Former Democratic Sen. Joe Donnelly, whom President Biden has picked to be U.S. ambassador to the Vatican, is at odds with Catholic teachings on issues ranging from abortion to religious freedom, the Catholic League for Religious and Civil Rights said Friday.

An analysis of Mr. Donnelly’s voting record by the prominent watchdog group shows he shifted leftward against church teachings on abortion, gay marriage and the Obamacare contraception mandate between the time he served as congressman from Indiana from 2007 to 2013 and his subsequent tenure as a senator from 2013 to 2019.

Catholic League for Religious and Civil Rights President Bill Donohue told The Washington Times on Friday that some church-affiliated news sources have incorrectly reported Mr. Donnelly to be a “pro-life Democrat” since the news broke of his nomination last week.

“The guy is oppositional to the Catholic Church on every major moral teaching,” Mr. Donohue said. “For him to represent the United States at the Vatican is a disgrace.”

Mr. Donnelly did not immediately respond to attempts by The Times to reach him for comment Friday.

However, the president of the University of Notre Dame, where Mr. Donnelly graduated college in 1977, has defended the former senator’s faithfulness.

“He will bring to this role a deep understanding of the issues currently facing our nation and the world, a genuine Catholic faith and an understanding of the role the Church can play in our world,” the Rev. John Jenkins said in an Oct. 8 statement congratulating Mr. Donnelly on his nomination that day.

The Catholic League for Religious and Civil Rights, meanwhile, claims that as a congressman in 2009 and 2010, Mr. Donnelly agreed with the positions of the anti-abortion group National Right to Life 83% of the time. But when he later became a senator, the percentage suddenly plummeted, initially to 20% in 2013 to 2014 time frame, then to 25% in 2015 to 2016 timeframe, and then 28% in 2017 to 2018 time frame.

With that as a backdrop, the pro-choice group known as NARAL gave Mr. Donnelly a 0% score in 2016, but rated him with an 84% score in 2017 and an 80% score in 2018, when he voted to support taxpayer funding of the abortion procedures.

On gay marriage, the LGBTQ+ advocacy group Human Rights Campaign gave him a 30% score in the House and an 85% score in the Senate.

Mr. Donnelly, who is identified in reports as a practicing Roman Catholic, also voted against an Indiana religious freedom bill in 2015 and against school choice during his last term in the Senate.

The United States Conference of Catholic Bishops has taken stances opposite to Mr. Donnelly‘s votes on all of these issues, according to Mr. Donohue.

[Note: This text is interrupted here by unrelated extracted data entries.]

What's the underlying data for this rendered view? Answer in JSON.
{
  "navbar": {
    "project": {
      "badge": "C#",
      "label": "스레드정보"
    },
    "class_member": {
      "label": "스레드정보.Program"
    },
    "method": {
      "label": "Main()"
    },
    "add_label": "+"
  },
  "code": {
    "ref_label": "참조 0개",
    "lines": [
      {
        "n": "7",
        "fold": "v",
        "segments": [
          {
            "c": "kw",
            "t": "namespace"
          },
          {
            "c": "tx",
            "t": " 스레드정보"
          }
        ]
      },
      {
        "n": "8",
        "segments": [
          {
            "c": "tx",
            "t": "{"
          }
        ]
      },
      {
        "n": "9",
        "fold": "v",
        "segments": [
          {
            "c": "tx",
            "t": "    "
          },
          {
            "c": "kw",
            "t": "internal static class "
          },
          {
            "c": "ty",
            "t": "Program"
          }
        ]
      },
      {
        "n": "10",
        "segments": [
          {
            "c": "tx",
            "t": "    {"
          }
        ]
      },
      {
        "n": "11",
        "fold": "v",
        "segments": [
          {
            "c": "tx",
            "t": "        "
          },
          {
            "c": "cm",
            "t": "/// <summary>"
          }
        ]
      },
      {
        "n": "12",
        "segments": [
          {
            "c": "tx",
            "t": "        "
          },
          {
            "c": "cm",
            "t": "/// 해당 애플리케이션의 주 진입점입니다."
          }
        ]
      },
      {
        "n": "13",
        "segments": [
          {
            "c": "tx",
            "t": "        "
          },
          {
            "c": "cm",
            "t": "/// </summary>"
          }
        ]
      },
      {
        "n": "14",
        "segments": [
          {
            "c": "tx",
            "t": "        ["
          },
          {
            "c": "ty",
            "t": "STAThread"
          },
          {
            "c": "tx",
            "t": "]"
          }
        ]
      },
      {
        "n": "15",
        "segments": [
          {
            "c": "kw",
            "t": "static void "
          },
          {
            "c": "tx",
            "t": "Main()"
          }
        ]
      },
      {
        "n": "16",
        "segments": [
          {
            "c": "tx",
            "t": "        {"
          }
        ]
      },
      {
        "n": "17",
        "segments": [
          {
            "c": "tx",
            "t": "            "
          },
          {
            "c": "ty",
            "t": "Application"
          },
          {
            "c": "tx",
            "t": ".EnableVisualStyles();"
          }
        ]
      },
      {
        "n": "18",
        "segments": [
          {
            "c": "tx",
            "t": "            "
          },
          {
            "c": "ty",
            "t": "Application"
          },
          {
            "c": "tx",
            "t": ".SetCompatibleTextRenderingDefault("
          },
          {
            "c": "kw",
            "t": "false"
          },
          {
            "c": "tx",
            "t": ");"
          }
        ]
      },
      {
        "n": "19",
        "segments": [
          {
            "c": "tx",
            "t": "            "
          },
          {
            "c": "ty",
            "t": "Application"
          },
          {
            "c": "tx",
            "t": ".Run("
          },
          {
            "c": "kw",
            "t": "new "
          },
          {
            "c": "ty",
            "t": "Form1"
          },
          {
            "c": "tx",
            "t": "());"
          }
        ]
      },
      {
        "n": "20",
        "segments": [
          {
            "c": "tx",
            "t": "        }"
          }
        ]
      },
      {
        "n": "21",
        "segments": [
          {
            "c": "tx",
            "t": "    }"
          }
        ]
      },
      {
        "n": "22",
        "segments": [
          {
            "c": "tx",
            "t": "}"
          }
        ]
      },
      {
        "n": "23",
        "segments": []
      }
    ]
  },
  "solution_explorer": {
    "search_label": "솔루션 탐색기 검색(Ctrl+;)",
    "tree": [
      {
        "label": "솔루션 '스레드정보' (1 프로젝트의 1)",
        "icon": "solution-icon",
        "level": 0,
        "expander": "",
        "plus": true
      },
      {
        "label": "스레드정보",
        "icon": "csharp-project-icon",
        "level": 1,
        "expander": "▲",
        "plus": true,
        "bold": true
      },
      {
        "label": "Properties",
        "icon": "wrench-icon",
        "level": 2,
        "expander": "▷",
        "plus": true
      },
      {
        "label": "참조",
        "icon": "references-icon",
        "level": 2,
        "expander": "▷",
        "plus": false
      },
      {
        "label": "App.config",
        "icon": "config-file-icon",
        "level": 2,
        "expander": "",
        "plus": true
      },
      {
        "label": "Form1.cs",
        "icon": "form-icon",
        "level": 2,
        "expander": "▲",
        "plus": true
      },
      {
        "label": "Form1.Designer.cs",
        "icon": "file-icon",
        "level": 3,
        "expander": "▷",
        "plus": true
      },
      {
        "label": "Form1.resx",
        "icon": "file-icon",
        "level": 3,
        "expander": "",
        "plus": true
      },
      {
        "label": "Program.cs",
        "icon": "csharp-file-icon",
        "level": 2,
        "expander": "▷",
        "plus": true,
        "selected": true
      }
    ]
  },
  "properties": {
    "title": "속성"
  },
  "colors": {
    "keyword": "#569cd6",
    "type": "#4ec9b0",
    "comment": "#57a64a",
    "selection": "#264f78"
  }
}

“There’s a reason he came out of retirement to run Catholics for Biden,” Mr. Donohue told The Times. “He lost his re-election bid. If people know he started as pro-life and then evolved into pro-gay marriage, pro-abortion, anti-religious liberty, and anti-school choice positions in direct contradiction of the bishops, it looks bad.”

Catholic News Service (CNS), the U.S. bishops’ wire service, called Mr. Donnelly pro-life in its report on his nomination this week.

Mr. Donohue said the National Catholic Reporter, a pro-choice newspaper that operates outside of official church approval, spread that claim to CNS and other Catholic news sources by originating it in a prior report on the nomination.

“If he’s tagged as pro-abortion, that might create problems for his nomination, so they’re trying to snooker people,” Mr. Donohue said.